Quali segreti celano i luoghi poco rinomati? Spesso, rivelano realtà impensabili, tracce di storia e di popoli apparentemente lontani ma che, invece, sono radice della modernità e culla della cultura. Un esempio vivo lo troviamo a Parabita, un comune della provincia di Lecce che conta circa 10.000 abitanti e che dista 12 km da Gallipoli, la cosiddetta “città bella”.
Le veneri del Paleolitico
Nella campagna parabitana, tra il verde e la pietra del vasto parco archeologico sito in zona Monaci, sorge la Grotta delle Veneri, divenuta famosa in tutto il mondo dopo la scoperta avvenuta nel 1965. Quell’ anno, infatti, il prof. Giuseppe Piscopo, insieme ad altri studiosi, scoprì in questo sito, e più precisamente nella grotta, due statuette di piccole dimensioni ma dal grande significato, raffiguranti, ambedue, una donna in stato di gravidanza. La più grande ha un’altezza di 9 cm e una larghezza di 2.1 cm, mentre l’altra risulta più piccola, con i suoi 6,1 cm d’altezza e 1,5 cm di larghezza. Entrambe sono state scolpite nell’ osso, che con molta probabilità era di cavallo adulto.
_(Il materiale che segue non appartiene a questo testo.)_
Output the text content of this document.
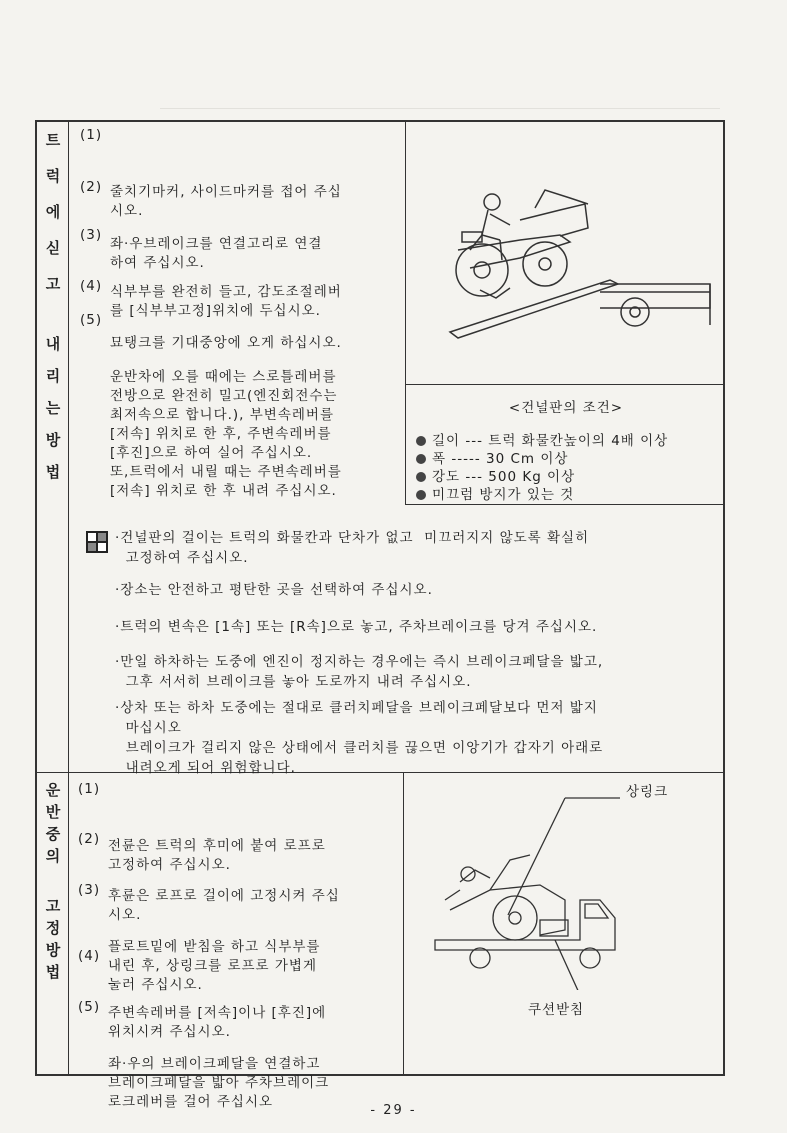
트
럭
에
싣
고
내
리
는
방
법

(1)

줄치기마커, 사이드마커를 접어 주십
시오.

(2)

좌·우브레이크를 연결고리로 연결
하여 주십시오.

(3)

식부부를 완전히 들고, 감도조절레버
를 [식부부고정]위치에 두십시오.

(4)

묘탱크를 기대중앙에 오게 하십시오.

(5)

운반차에 오를 때에는 스로틀레버를
전방으로 완전히 밀고(엔진회전수는
최저속으로 합니다.), 부변속레버를
[저속] 위치로 한 후, 주변속레버를
[후진]으로 하여 실어 주십시오.
또,트럭에서 내릴 때는 주변속레버를
[저속] 위치로 한 후 내려 주십시오.

<건널판의 조건>
길이 --- 트럭 화물칸높이의 4배 이상
폭 ----- 30 Cm 이상
강도 --- 500 Kg 이상
미끄럼 방지가 있는 것
·건널판의 걸이는 트럭의 화물칸과 단차가 없고  미끄러지지 않도록 확실히
고정하여 주십시오.
·장소는 안전하고 평탄한 곳을 선택하여 주십시오.
·트럭의 변속은 [1속] 또는 [R속]으로 놓고, 주차브레이크를 당겨 주십시오.
·만일 하차하는 도중에 엔진이 정지하는 경우에는 즉시 브레이크페달을 밟고,
그후 서서히 브레이크를 놓아 도로까지 내려 주십시오.
·상차 또는 하차 도중에는 절대로 클러치페달을 브레이크페달보다 먼저 밟지
마십시오
브레이크가 걸리지 않은 상태에서 클러치를 끊으면 이앙기가 갑자기 아래로
내려오게 되어 위험합니다.
운
반
중
의
고
정
방
법

(1)

전륜은 트럭의 후미에 붙여 로프로
고정하여 주십시오.

(2)

후륜은 로프로 걸이에 고정시켜 주십
시오.

(3)

플로트밑에 받침을 하고 식부부를
내린 후, 상링크를 로프로 가볍게
눌러 주십시오.

(4)

주변속레버를 [저속]이나 [후진]에
위치시켜 주십시오.

(5)

좌·우의 브레이크페달을 연결하고
브레이크페달을 밟아 주차브레이크
로크레버를 걸어 주십시오

상링크
쿠션받침
- 29 -
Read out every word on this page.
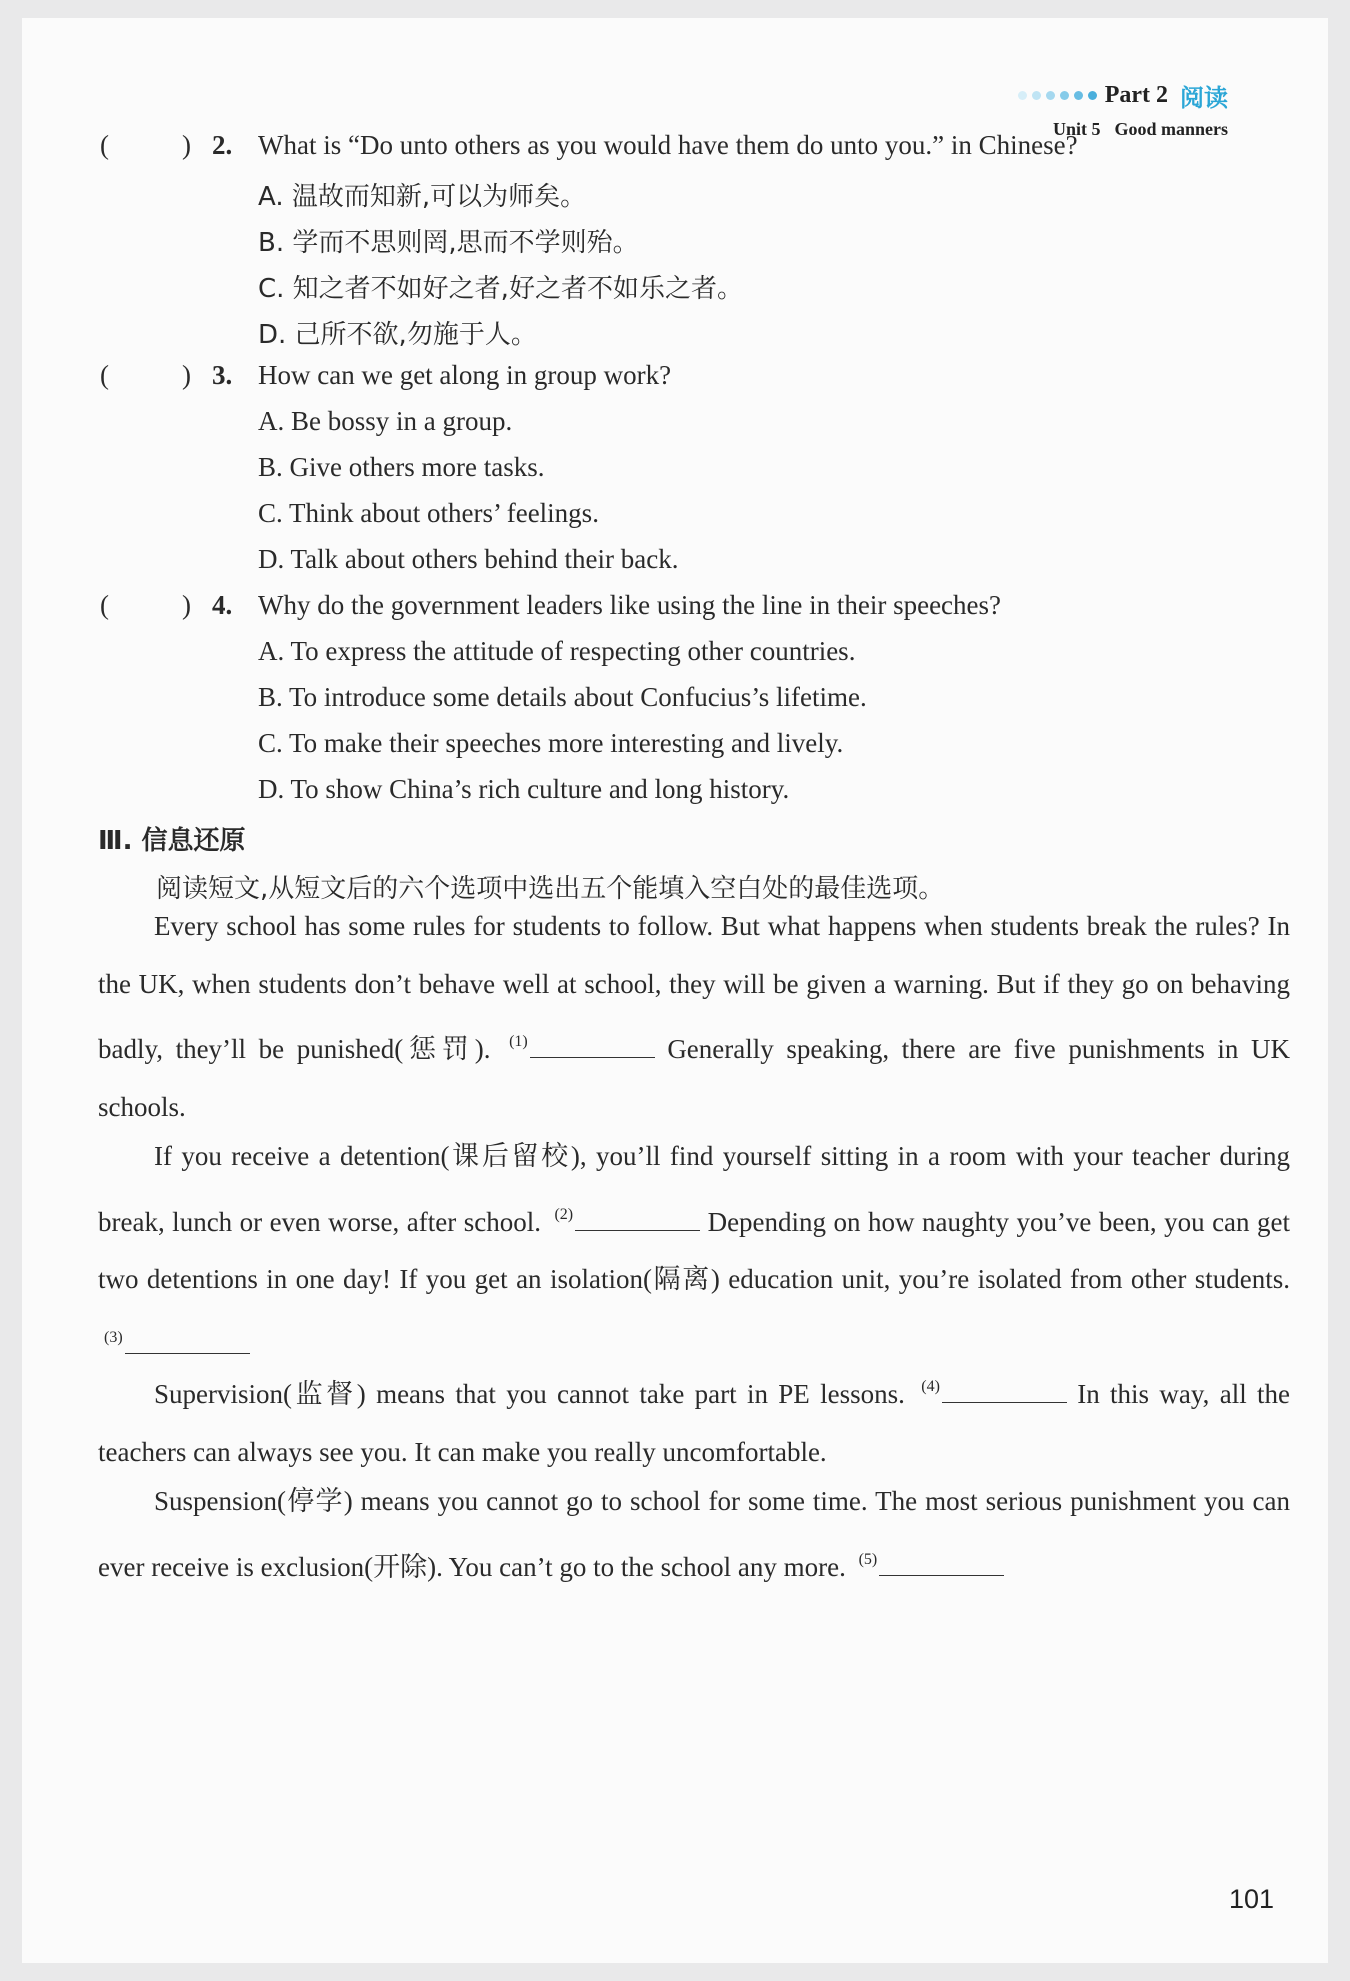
Part 2 阅读
Unit 5 Good manners
(	) 2. What is “Do unto others as you would have them do unto you.” in Chinese?
A. 温故而知新,可以为师矣。
B. 学而不思则罔,思而不学则殆。
C. 知之者不如好之者,好之者不如乐之者。
D. 己所不欲,勿施于人。
(	) 3. How can we get along in group work?
A. Be bossy in a group.
B. Give others more tasks.
C. Think about others’ feelings.
D. Talk about others behind their back.
(	) 4. Why do the government leaders like using the line in their speeches?
A. To express the attitude of respecting other countries.
B. To introduce some details about Confucius’s lifetime.
C. To make their speeches more interesting and lively.
D. To show China’s rich culture and long history.
Ⅲ. 信息还原
阅读短文,从短文后的六个选项中选出五个能填入空白处的最佳选项。
Every school has some rules for students to follow. But what happens when students break the rules? In the UK, when students don’t behave well at school, they will be given a warning. But if they go on behaving badly, they’ll be punished(惩罚). $^{(1)}$	Generally speaking, there are five punishments in UK schools.
If you receive a detention(课后留校), you’ll find yourself sitting in a room with your teacher during break, lunch or even worse, after school. $^{(2)}$	Depending on how naughty you’ve been, you can get two detentions in one day! If you get an isolation(隔离) education unit, you’re isolated from other students. $^{(3)}$
Supervision(监督) means that you cannot take part in PE lessons. $^{(4)}$	In this way, all the teachers can always see you. It can make you really uncomfortable.
Suspension(停学) means you cannot go to school for some time. The most serious punishment you can ever receive is exclusion(开除). You can’t go to the school any more. $^{(5)}$
101
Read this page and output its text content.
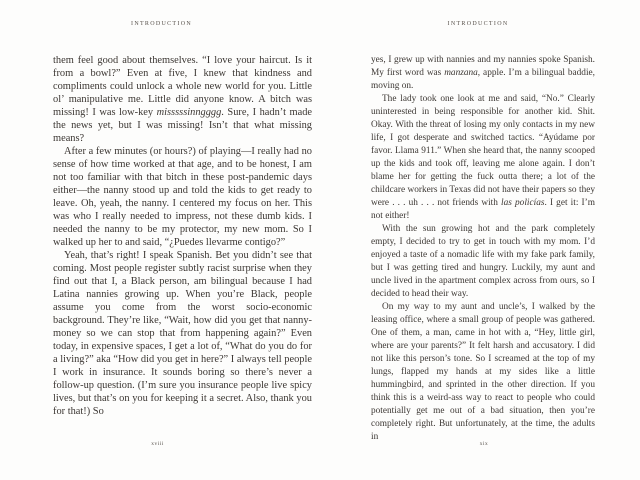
INTRODUCTION

them feel good about themselves. “I love your haircut. Is it from a bowl?” Even at five, I knew that kindness and compliments could unlock a whole new world for you. Little ol’ manipulative me. Little did anyone know. A bitch was missing! I was low-key misssssinngggg. Sure, I hadn’t made the news yet, but I was missing! Isn’t that what missing means?

After a few minutes (or hours?) of playing—I really had no sense of how time worked at that age, and to be honest, I am not too familiar with that bitch in these post-pandemic days either—the nanny stood up and told the kids to get ready to leave. Oh, yeah, the nanny. I centered my focus on her. This was who I really needed to impress, not these dumb kids. I needed the nanny to be my protector, my new mom. So I walked up her to and said, “¿Puedes llevarme contigo?”

Yeah, that’s right! I speak Spanish. Bet you didn’t see that coming. Most people register subtly racist surprise when they find out that I, a Black person, am bilingual because I had Latina nannies growing up. When you’re Black, people assume you come from the worst socio-economic background. They’re like, “Wait, how did you get that nanny-money so we can stop that from happening again?” Even today, in expensive spaces, I get a lot of, “What do you do for a living?” aka “How did you get in here?” I always tell people I work in insurance. It sounds boring so there’s never a follow-up question. (I’m sure you insurance people live spicy lives, but that’s on you for keeping it a secret. Also, thank you for that!) So

xviii
INTRODUCTION

yes, I grew up with nannies and my nannies spoke Spanish. My first word was manzana, apple. I’m a bilingual baddie, moving on.

The lady took one look at me and said, “No.” Clearly uninterested in being responsible for another kid. Shit. Okay. With the threat of losing my only contacts in my new life, I got desperate and switched tactics. “Ayúdame por favor. Llama 911.” When she heard that, the nanny scooped up the kids and took off, leaving me alone again. I don’t blame her for getting the fuck outta there; a lot of the childcare workers in Texas did not have their papers so they were . . . uh . . . not friends with las policías. I get it: I’m not either!

With the sun growing hot and the park completely empty, I decided to try to get in touch with my mom. I’d enjoyed a taste of a nomadic life with my fake park family, but I was getting tired and hungry. Luckily, my aunt and uncle lived in the apartment complex across from ours, so I decided to head their way.

On my way to my aunt and uncle’s, I walked by the leasing office, where a small group of people was gathered. One of them, a man, came in hot with a, “Hey, little girl, where are your parents?” It felt harsh and accusatory. I did not like this person’s tone. So I screamed at the top of my lungs, flapped my hands at my sides like a little hummingbird, and sprinted in the other direction. If you think this is a weird-ass way to react to people who could potentially get me out of a bad situation, then you’re completely right. But unfortunately, at the time, the adults in

xix
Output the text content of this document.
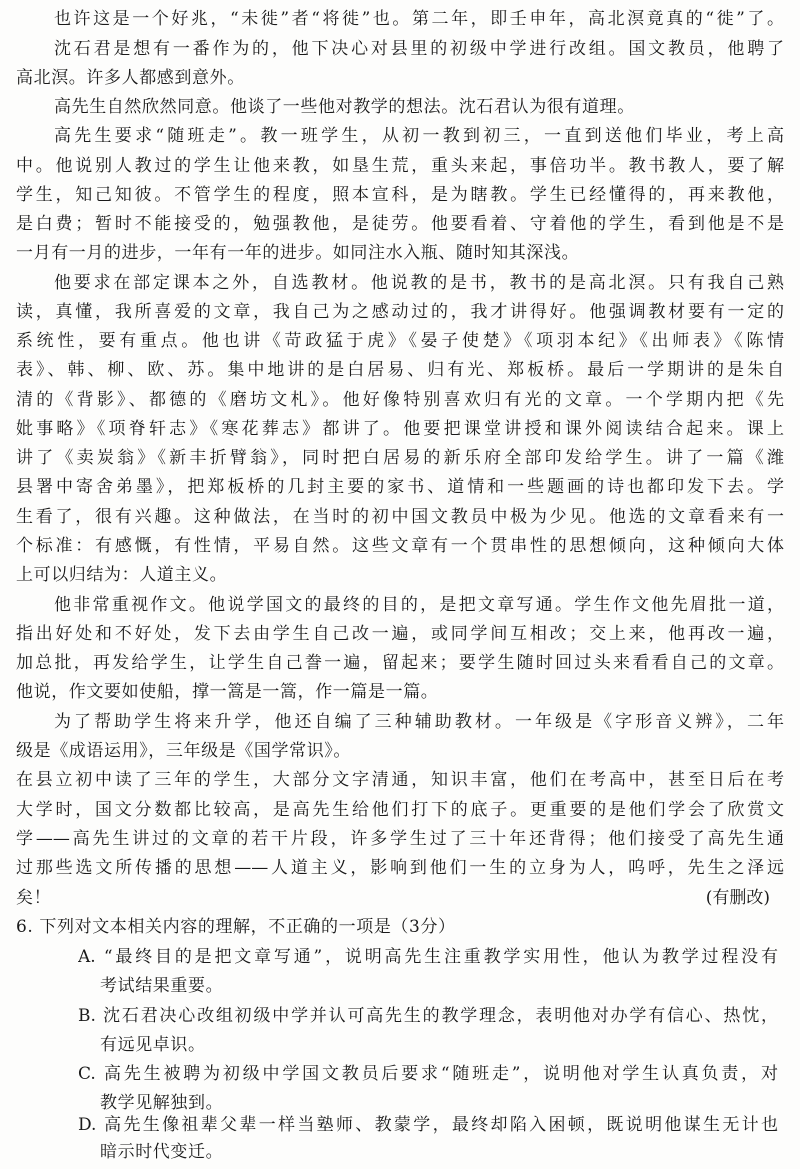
也许这是一个好兆，“未徙”者“将徙”也。第二年，即壬申年，高北溟竟真的“徙”了。
沈石君是想有一番作为的，他下决心对县里的初级中学进行改组。国文教员，他聘了
高北溟。许多人都感到意外。
高先生自然欣然同意。他谈了一些他对教学的想法。沈石君认为很有道理。
高先生要求“随班走”。教一班学生，从初一教到初三，一直到送他们毕业，考上高
中。他说别人教过的学生让他来教，如垦生荒，重头来起，事倍功半。教书教人，要了解
学生，知己知彼。不管学生的程度，照本宣科，是为瞎教。学生已经懂得的，再来教他，
是白费；暂时不能接受的，勉强教他，是徒劳。他要看着、守着他的学生，看到他是不是
一月有一月的进步，一年有一年的进步。如同注水入瓶、随时知其深浅。
他要求在部定课本之外，自选教材。他说教的是书，教书的是高北溟。只有我自己熟
读，真懂，我所喜爱的文章，我自己为之感动过的，我才讲得好。他强调教材要有一定的
系统性，要有重点。他也讲《苛政猛于虎》《晏子使楚》《项羽本纪》《出师表》《陈情
表》、韩、柳、欧、苏。集中地讲的是白居易、归有光、郑板桥。最后一学期讲的是朱自
清的《背影》、都德的《磨坊文札》。他好像特别喜欢归有光的文章。一个学期内把《先
妣事略》《项脊轩志》《寒花葬志》都讲了。他要把课堂讲授和课外阅读结合起来。课上
讲了《卖炭翁》《新丰折臂翁》，同时把白居易的新乐府全部印发给学生。讲了一篇《潍
县署中寄舍弟墨》，把郑板桥的几封主要的家书、道情和一些题画的诗也都印发下去。学
生看了，很有兴趣。这种做法，在当时的初中国文教员中极为少见。他选的文章看来有一
个标准：有感慨，有性情，平易自然。这些文章有一个贯串性的思想倾向，这种倾向大体
上可以归结为：人道主义。
他非常重视作文。他说学国文的最终的目的，是把文章写通。学生作文他先眉批一道，
指出好处和不好处，发下去由学生自己改一遍，或同学间互相改；交上来，他再改一遍，
加总批，再发给学生，让学生自己誊一遍，留起来；要学生随时回过头来看看自己的文章。
他说，作文要如使船，撑一篙是一篙，作一篇是一篇。
为了帮助学生将来升学，他还自编了三种辅助教材。一年级是《字形音义辨》，二年
级是《成语运用》，三年级是《国学常识》。
在县立初中读了三年的学生，大部分文字清通，知识丰富，他们在考高中，甚至日后在考
大学时，国文分数都比较高，是高先生给他们打下的底子。更重要的是他们学会了欣赏文
学——高先生讲过的文章的若干片段，许多学生过了三十年还背得；他们接受了高先生通
过那些选文所传播的思想——人道主义，影响到他们一生的立身为人，呜呼，先生之泽远
矣！	(有删改)
6. 下列对文本相关内容的理解，不正确的一项是（3分）
A. “最终目的是把文章写通”，说明高先生注重教学实用性，他认为教学过程没有
考试结果重要。
B. 沈石君决心改组初级中学并认可高先生的教学理念，表明他对办学有信心、热忱，
有远见卓识。
C. 高先生被聘为初级中学国文教员后要求“随班走”，说明他对学生认真负责，对
教学见解独到。
D. 高先生像祖辈父辈一样当塾师、教蒙学，最终却陷入困顿，既说明他谋生无计也
暗示时代变迁。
Il culto della donna nella sua massima espressione
Le Veneri simboleggiano il culto della donna fertile: infatti, queste due statue, oltre ad essere state modellate come il corpo di donna in stato di gravidanza, presentano seni abbondanti e sederi pronunciati, nonostante abbiano, nell’ insieme, figure longilinee. Raffigurano, quindi, il corpo di donna nella sua massima espressione di femminilità, in un canone di bellezza fuori dagli standard odierni, spesso ispirati alle modelle che la TV propone. Alle altre parti del corpo non è stata attribuita particolare importanza, se non alle braccia, che si uniscono dolcemente sotto al ventre, in un tipico atteggiamento che ancora oggi accompagna le gestanti. La posizione delle loro braccia richiama le Veneri rinvenute a Kostienki, in Russia; ma tra tutte quelle che sono state trovate per il mondo, le Veneri di Parabita sono considerate le più artistiche. Oltre all’ indiscusso valore del loro ritrovamento come reperti archeologici, è altrettanto interessante la scoperta del periodo al quale appartengono: il Paleolitico, risalgono, cioè, a circa 20.000 anni fa. Insieme alle Veneri, è stato trovato anche un considerevole numero di reperti, circa 18.000, che ha reso gli storici in grado di ricostruire quella che era la vita preistorica di Parabita, nel periodo in cui l’uomo viveva di caccia e raccolto, incideva pietre ed ossa in una primordiale forma d’arte e viveva in ristrette comunità, composte al massimo da venti elementi. Questi reperti comprendono frammenti di ceramica e pezzi di osso con incisioni geometriche, ma non solo: addirittura due scheletri, un uomo e una donna di Cromagnon, quasi abbracciati e degnamente sepolti, a testimonianza del fatto che la presenza dell’uomo nella zona di Parabita risalga a ben 80.000 anni fa.
La grotta delle Veneri
Le Veneri hanno dato il nome alla grotta, scavata dall’ acqua millennio dopo millennio, dove all’ esterno si è formato un ambiente di riparo e all’ interno un cunicolo a forma di ipotetica T, in cui con probabilità l’uomo paleolitico accendeva il fuoco o si riparava in vista della notte.
Una storia anonima fino a pochi decenni fa, che ha poi portato la nostra Parabita a comparire nei più celebri libri di storia e di arte, conferendo, di rimando, un considerevole prestigio anche al Salento.
Attualmente, le due statuette si trovano al Museo Archeologico Nazionale di Taranto, ma i loro fedeli calchi si possono ammirare al Museo di Maglie e al Museo Sigismondo Castromediano di Lecce.
Oggi il parco archeologico è visitabile e facilmente raggiungibile, anche se all’ entrata della grotta, in via precauzionale, è stata posizionata una grata al fine di renderla inaccessibile.
Una passeggiata all’ aria aperta, in questo affascinate luogo preistorico, ci farà viaggiare con la fantasia, e permetterà al passato di affacciarsi nelle nostre vite, per renderci consapevoli, forse, di ciò che eravamo.